Most of these regulations were first approved in concept by the commission’s Government Operations Committee back in 2022. The current, up-to-date proposal was approved by the ACC Planning Commission this month in a 6-2 vote.
The planning commission made one major change to the proposal during their deliberations which has greatly strengthened it. They added the sunset provision (which we’ve already discussed) that will stop all non-conforming short-term rentals from operating after a hard two-year deadline.
The two-year sunset provision was not originally included in the Government Operations Committee’s recommendation. ACC staff had only suggested capping the number of corporate-run short term rentals that would be grandfathered-in. These non-conforming rentals would not have had a hard deadline but would have slowly faded away as the properties were eventually sold or if they paused operations for whatever reason.
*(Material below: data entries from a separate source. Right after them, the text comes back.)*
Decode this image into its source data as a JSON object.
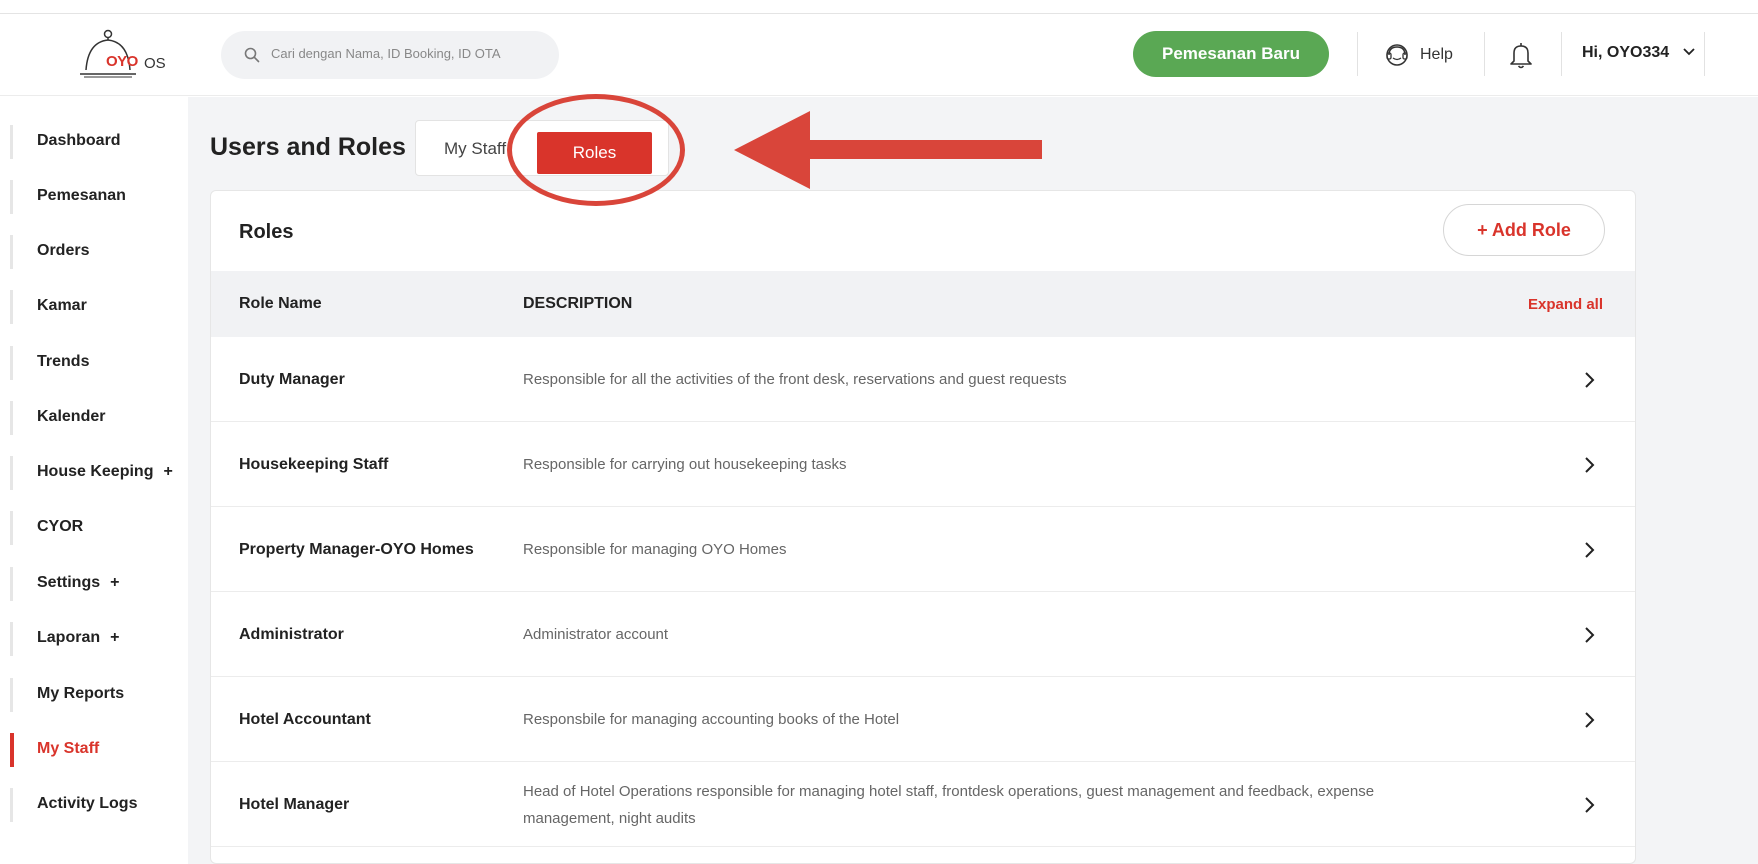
{
  "header": {
    "logo_text": "OYO",
    "logo_suffix": "OS",
    "search_placeholder": "Cari dengan Nama, ID Booking, ID OTA",
    "new_booking_label": "Pemesanan Baru",
    "help_label": "Help",
    "user_label": "Hi, OYO334"
  },
  "sidebar": {
    "items": [
      {
        "label": "Dashboard",
        "plus": ""
      },
      {
        "label": "Pemesanan",
        "plus": ""
      },
      {
        "label": "Orders",
        "plus": ""
      },
      {
        "label": "Kamar",
        "plus": ""
      },
      {
        "label": "Trends",
        "plus": ""
      },
      {
        "label": "Kalender",
        "plus": ""
      },
      {
        "label": "House Keeping",
        "plus": "+"
      },
      {
        "label": "CYOR",
        "plus": ""
      },
      {
        "label": "Settings",
        "plus": "+"
      },
      {
        "label": "Laporan",
        "plus": "+"
      },
      {
        "label": "My Reports",
        "plus": ""
      },
      {
        "label": "My Staff",
        "plus": "",
        "active": true
      },
      {
        "label": "Activity Logs",
        "plus": ""
      }
    ]
  },
  "main": {
    "page_title": "Users and Roles",
    "tabs": [
      {
        "label": "My Staff"
      },
      {
        "label": "Roles",
        "active": true
      }
    ],
    "card_title": "Roles",
    "add_role_label": "+  Add Role",
    "columns": {
      "name": "Role Name",
      "description": "DESCRIPTION",
      "expand": "Expand all"
    },
    "rows": [
      {
        "name": "Duty Manager",
        "description": "Responsible for all the activities of the front desk, reservations and guest requests"
      },
      {
        "name": "Housekeeping Staff",
        "description": "Responsible for carrying out housekeeping tasks"
      },
      {
        "name": "Property Manager-OYO Homes",
        "description": "Responsible for managing OYO Homes"
      },
      {
        "name": "Administrator",
        "description": "Administrator account"
      },
      {
        "name": "Hotel Accountant",
        "description": "Responsbile for managing accounting books of the Hotel"
      },
      {
        "name": "Hotel Manager",
        "description": "Head of Hotel Operations responsible for managing hotel staff, frontdesk operations, guest management and feedback, expense management, night audits"
      }
    ]
  },
  "colors": {
    "brand_red": "#d9342b",
    "new_booking_green": "#5aa854",
    "annotation_red": "#d9453a"
  },
  "icons": [
    "search-icon",
    "help-icon",
    "bell-icon",
    "chevron-down-icon",
    "chevron-right-icon"
  ]
}
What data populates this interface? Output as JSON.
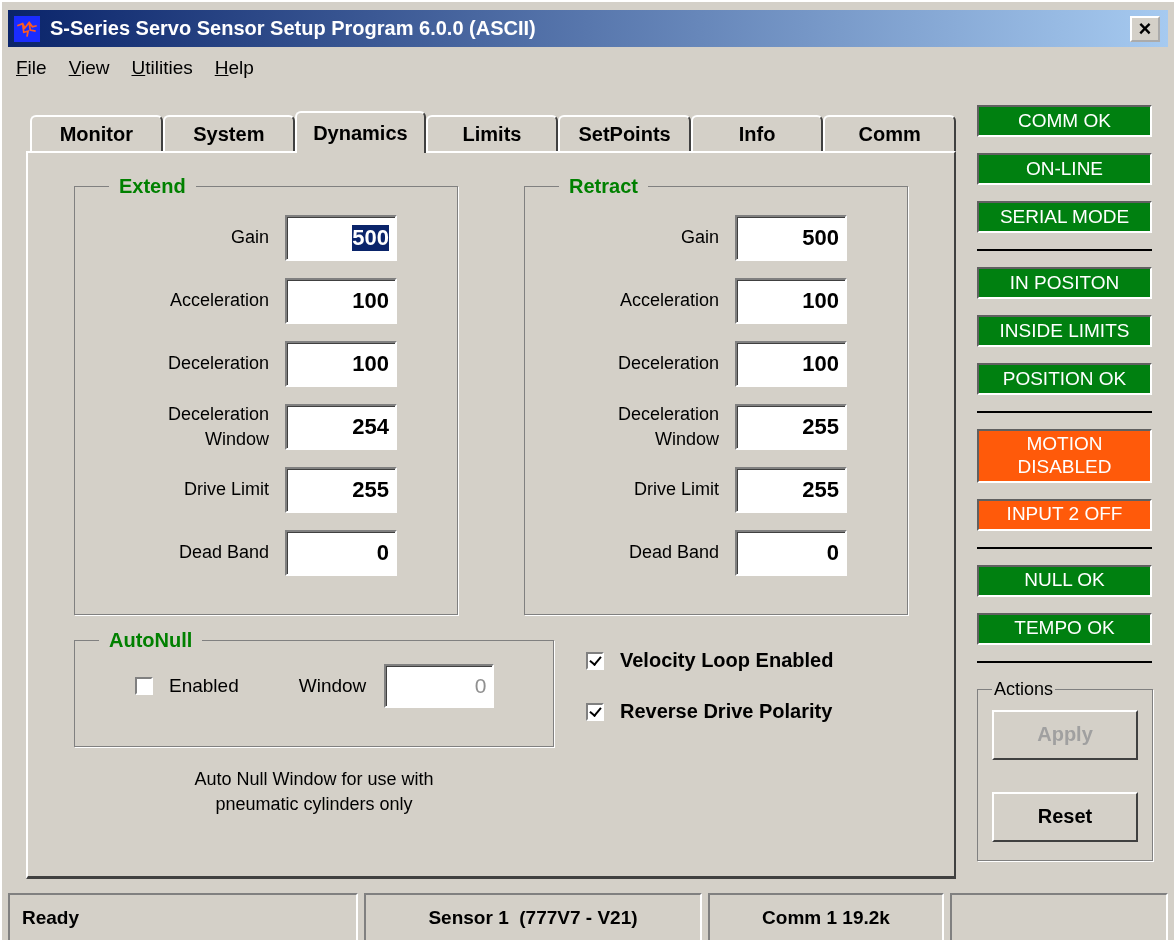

This plan was defensible from a legal perspective but would have meant that a significant number of short-term rentals would get to stay in single-family neighborhoods for an indefinite period of time. That wasn’t good enough for ACC Planning Commissioner Sarah Gehring, who suggested the two-year sunset provision described above which will eliminate short-term rentals in single-family neighborhoods on a much quicker timetable.
ACC Planning Director Brad Griffin has doubts that Gehring’s proposal would be able to stand up under legal scrutiny. However, Gehring argues that the question is not one of legal authority, but whether two years is enough time to respect the vested rights of short-term rental owners.
“Georgia case law says that it’s generally permissible for municipalities to terminate ‘over time’ non-conforming uses,” Gehring told APN. But “the question of ‘over how much time’ is one for which there isn’t much guidance from the courts.”
Is two years long enough? Only a judge can determine that, but Gehring thought adding this provision was worth the risk because even if it is struck down in court, the other regulations should remain intact and we’ll be no worse off.
Now it’s up to the ACC Commission
The moratorium on short-term rentals is currently set to expire at midnight on February 6, putting pressure on commissioners to take some kind of action at their next voting meeting.
However, not all commissioners are certain what they want to do. Commissioner Dexter Fisher asked if they could delay the decision for a month, but Griffin informed him that would actually be impossible due to a quirk in the ACC code regarding text amendments. As a result, Fisher may end up voting against the regulations next month.
Even if a majority of commissioners agree with Fisher, that’s not the end for this legislation and they could always instruct ACC staff to send it back to them for reconsideration at a later date.
But most commissioners seemed ready to vote yes.
“I think we ought to move forward on this,” said Commissioner Mike Hamby. “I certainly recognize what the folks in Riverbend, Glenwood, Milledge Terrace and Parkway are dealing with. I know they want us to move forward on doing something to help address [the party houses]. We have waited over a year for this and it’s time to move forward.”
Both moderates like Hamby and progressives like Commissioner Jesse Houle have expressed support for the regulations, making them likely to pass on February 6.
The local government will then hire a contractor to provide software and support to help track short-term rentals in Athens and ensure that they comply with the new regulations. The contractor will create a list of short-term rentals in Athens, especially those that would not be legal any longer when the two-year grace period expires.
The list of legal non-conforming properties will be published on the ACC website, and short-term rental operators will have a chance to appeal to the ACC Planning Department if their rental is not on the list.
Going forward, the local government will hire a new Short-Term Rental Coordinator position funded using hotel / motel tax revenue. This new employee will be responsible for enforcing the regulations.